Solving Employee Theft: New Insights, New Tactics
***** Solving Employee Theft: New Insights, New Tactics. By James W. Bassett; published by BookSurge Publishing,www.booksurge.com (Web); 330 pages; $15.99.
Employee theft is a factor in 33 percent of U.S. business bankruptcies, and every day small businesses fail because internal theft is not addressed, according to James W. Bassett. In Solving Employee Theft, he discusses numerous employee-theft scenarios, analyzes the pros and cons of how they were handled, and pitches his own products and services to fight the problem.
When a suspected theft is discovered, Basset says management should narrow the field of suspects using his own “specific loss questionnaire,” (SLQ) which is for sale on his Web site. The form is to be completed in writing by all employees who had access to specific amounts of money, merchandise, or property stolen from their employer. The client then mails the SLQs to Bassett, who analyzes them and ranks the “reasonable suspects.” All of this is a prelude to the employer asking the “most probable” suspect to take a polygraph test.
Despite the book’s title, Bassett delves into the issue of polygraph testing in relative detail. Yet the book lacks information on many of the laws that may be applicable in situations that Bassett references. While one book couldn’t adequately address the relevant laws of every state, basic information on federal employment law would have been useful. Bassett provides the Web addresses of sites where readers can locate a qualified polygraph examiner.

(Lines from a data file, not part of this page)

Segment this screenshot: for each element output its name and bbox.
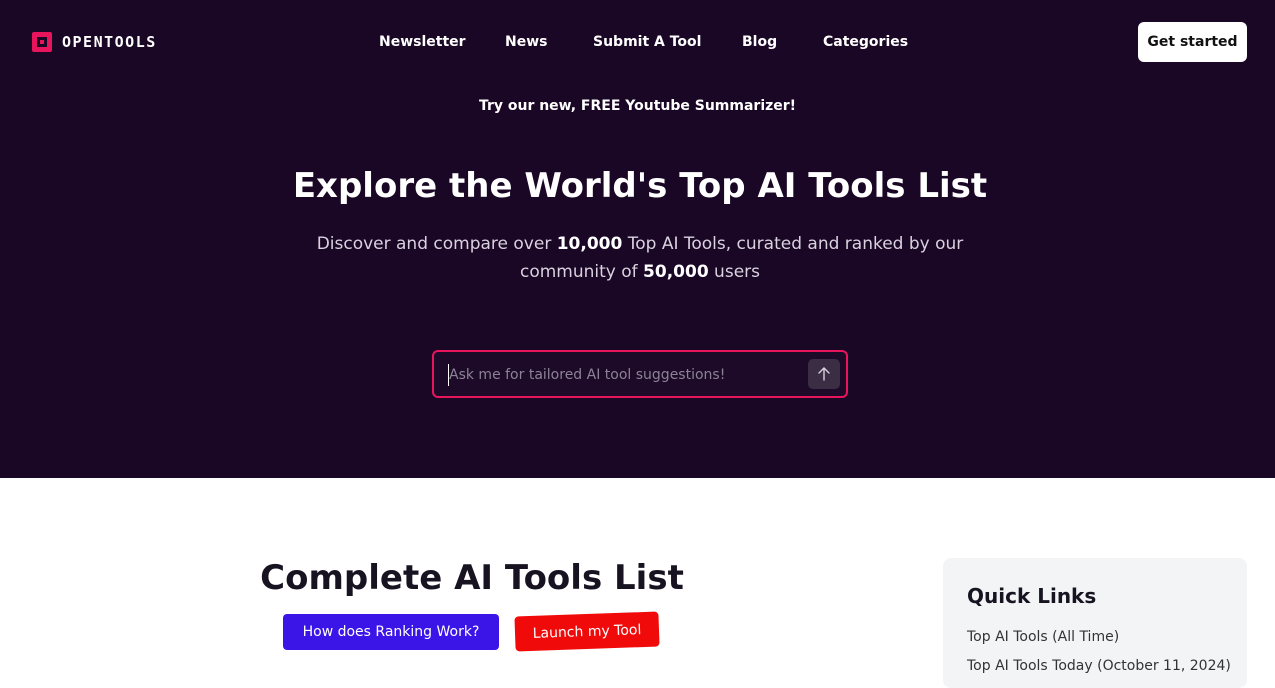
quick-link-top-all-time[interactable]: Top AI Tools (All Time): [967, 627, 1119, 647]
tools-count: 10,000: [556, 234, 623, 254]
main-nav: Newsletter News Submit A Tool Blog Categ…: [0, 32, 1275, 52]
arrow-up-icon: [818, 367, 830, 381]
nav-categories[interactable]: Categories: [823, 32, 908, 52]
promo-link[interactable]: Try our new, FREE Youtube Summarizer!: [0, 96, 1275, 116]
how-ranking-works-button[interactable]: How does Ranking Work?: [283, 614, 499, 650]
users-count: 50,000: [643, 262, 709, 282]
hero-subtitle: Discover and compare over 10,000 Top AI …: [287, 230, 993, 286]
launch-my-tool-button[interactable]: Launch my Tool: [514, 611, 660, 652]
tools-list-title: Complete AI Tools List: [260, 558, 684, 598]
nav-blog[interactable]: Blog: [742, 32, 777, 52]
subtitle-text-1: Discover and compare over: [316, 234, 557, 254]
quick-links-card: Quick Links Top AI Tools (All Time) Top …: [943, 558, 1247, 688]
send-button[interactable]: [808, 359, 840, 389]
subtitle-text-3: users: [708, 262, 760, 282]
hero-section: OPENTOOLS Newsletter News Submit A Tool …: [0, 0, 1275, 478]
ai-search-box: [432, 350, 848, 398]
page-title: Explore the World's Top AI Tools List: [292, 166, 988, 206]
ai-search-input[interactable]: [448, 364, 791, 386]
nav-submit-a-tool[interactable]: Submit A Tool: [593, 32, 701, 52]
nav-newsletter[interactable]: Newsletter: [379, 32, 466, 52]
get-started-button[interactable]: Get started: [1138, 22, 1247, 62]
quick-links-title: Quick Links: [967, 584, 1097, 608]
nav-news[interactable]: News: [505, 32, 547, 52]
quick-link-top-today[interactable]: Top AI Tools Today (October 11, 2024): [967, 656, 1231, 676]
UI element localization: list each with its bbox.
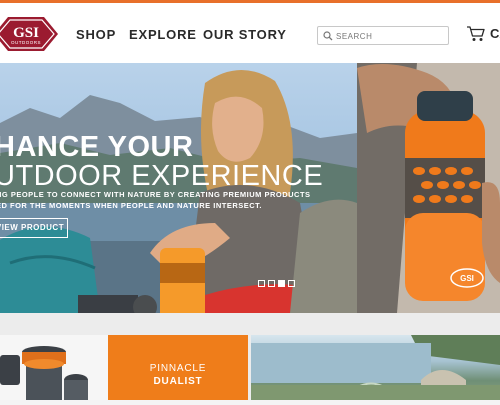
search-icon [323, 31, 333, 41]
lake-camp-tile[interactable] [251, 335, 500, 400]
pinnacle-dualist-tile[interactable]: PINNACLE DUALIST [108, 335, 248, 400]
lake-camp-image [251, 335, 500, 400]
hero-subtitle-line1: NG PEOPLE TO CONNECT WITH NATURE BY CREA… [0, 190, 311, 199]
logo-text: GSI [13, 25, 39, 41]
carousel-dot-2[interactable] [268, 280, 275, 287]
bottle-logo-text: GSI [460, 274, 474, 283]
nav-explore[interactable]: EXPLORE [129, 27, 197, 42]
carousel-dot-1[interactable] [258, 280, 265, 287]
view-product-button[interactable]: VIEW PRODUCT [0, 218, 68, 238]
site-header: GSI OUTDOORS SHOP EXPLORE OUR STORY CA [0, 3, 500, 63]
cookset-tile[interactable] [0, 335, 108, 400]
promo-line1: PINNACLE [149, 363, 207, 374]
hero-side-photo: GSI [357, 63, 500, 313]
gsi-logo[interactable]: GSI OUTDOORS [0, 13, 62, 55]
cookset-image [0, 346, 88, 400]
featured-row: PINNACLE DUALIST [0, 313, 500, 400]
logo-subtext: OUTDOORS [11, 40, 41, 45]
carousel-dot-4[interactable] [288, 280, 295, 287]
hero-title-line1: HANCE YOUR [0, 131, 194, 163]
search-box[interactable] [317, 26, 449, 45]
cart-icon [467, 26, 485, 41]
hero-subtitle-line2: ED FOR THE MOMENTS WHEN PEOPLE AND NATUR… [0, 201, 263, 210]
hero-subtitle: NG PEOPLE TO CONNECT WITH NATURE BY CREA… [0, 189, 311, 211]
hero-carousel: GSI HANCE YOUR UTDOOR EXPERIENCE NG PEOP… [0, 63, 500, 313]
nav-shop[interactable]: SHOP [76, 27, 116, 42]
hero-headline: HANCE YOUR UTDOOR EXPERIENCE [0, 133, 323, 191]
carousel-dot-3[interactable] [278, 280, 285, 287]
search-input[interactable] [336, 29, 444, 43]
nav-our-story[interactable]: OUR STORY [203, 27, 287, 42]
cart-label: CA [490, 26, 500, 41]
hero-title-line2: UTDOOR EXPERIENCE [0, 160, 324, 192]
cart-link[interactable]: CA [466, 25, 500, 45]
promo-line2: DUALIST [153, 376, 203, 387]
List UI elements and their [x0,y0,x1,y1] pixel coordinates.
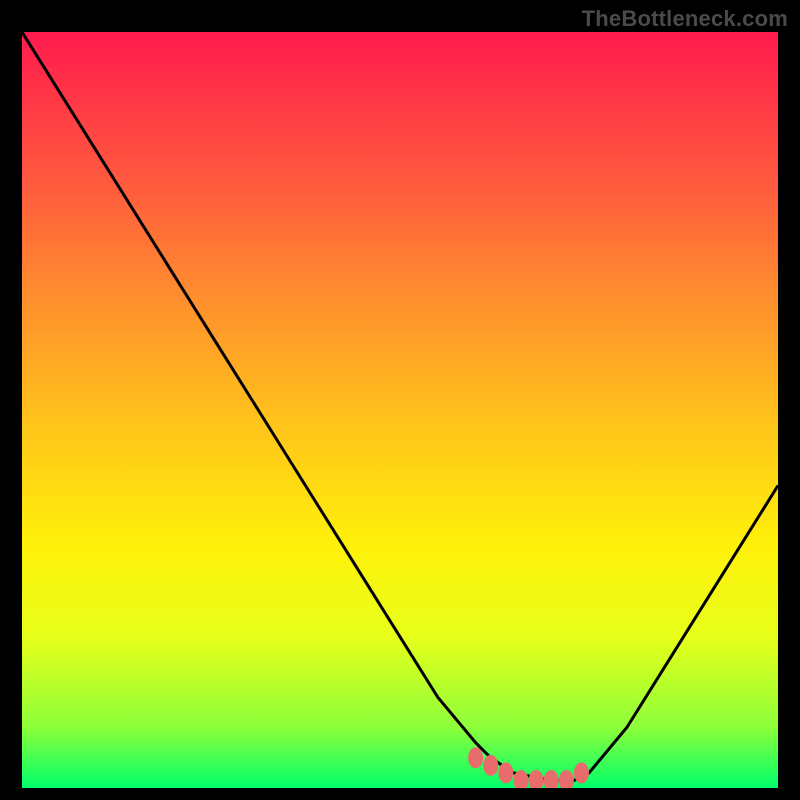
marker-dot [499,763,513,783]
marker-dot [574,763,588,783]
curve-overlay [22,32,778,788]
marker-dot [544,770,558,788]
marker-dot [559,770,573,788]
chart-container: TheBottleneck.com [0,0,800,800]
attribution-label: TheBottleneck.com [582,6,788,32]
marker-dot [514,770,528,788]
marker-dot [484,755,498,775]
bottleneck-curve [22,32,778,780]
marker-dot [469,748,483,768]
plot-area [22,32,778,788]
marker-dot [529,770,543,788]
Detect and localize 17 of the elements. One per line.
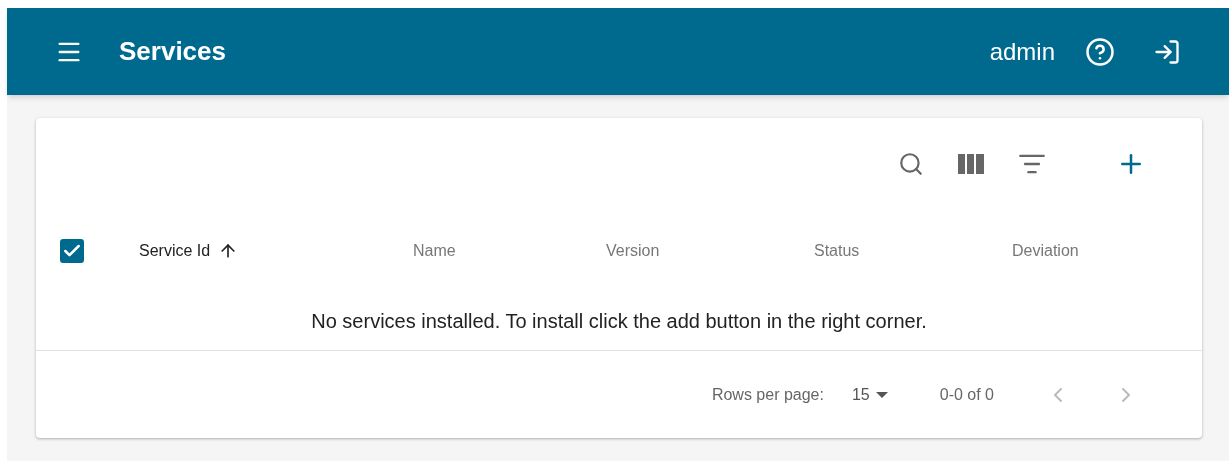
column-header[interactable]: Service Id xyxy=(139,239,211,263)
logout-icon[interactable] xyxy=(1153,37,1181,66)
help-icon[interactable] xyxy=(1085,36,1115,67)
user-name: admin xyxy=(989,36,1055,67)
columns-icon[interactable] xyxy=(958,154,984,174)
column-header[interactable]: Name xyxy=(413,239,456,263)
select-all-checkbox[interactable] xyxy=(60,239,84,263)
column-header[interactable]: Deviation xyxy=(1012,239,1079,263)
search-icon[interactable] xyxy=(898,151,924,177)
column-header[interactable]: Version xyxy=(606,239,660,263)
empty-message: No services installed. To install click the add button in the right corner. xyxy=(311,309,927,334)
page-range: 0-0 of 0 xyxy=(939,384,994,405)
page-title: Services xyxy=(119,35,226,68)
dropdown-caret-icon xyxy=(875,391,888,398)
rows-per-page-label: Rows per page: xyxy=(711,384,824,405)
column-header[interactable]: Status xyxy=(814,239,860,263)
rows-per-page-select[interactable]: 15 xyxy=(851,382,888,407)
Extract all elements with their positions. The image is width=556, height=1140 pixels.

Bassett’s services appear to rely on the same processes employed for years by law enforcement officers in conducting criminal investigations. He presents some entertaining employee theft scenarios and insight on polygraph examinations that may be of use to entry-level loss prevention personnel, but those accountable for preventing employee theft in their organization may benefit from more focused texts on the subject.
Reviewer: Marianna Perry, M.S., CPP, is the director of the National Crime Prevention Institute at the University of Louisville and a member of the ASIS International Commercial Real Estate Council and the ASIS International Crime/Loss Prevention Council.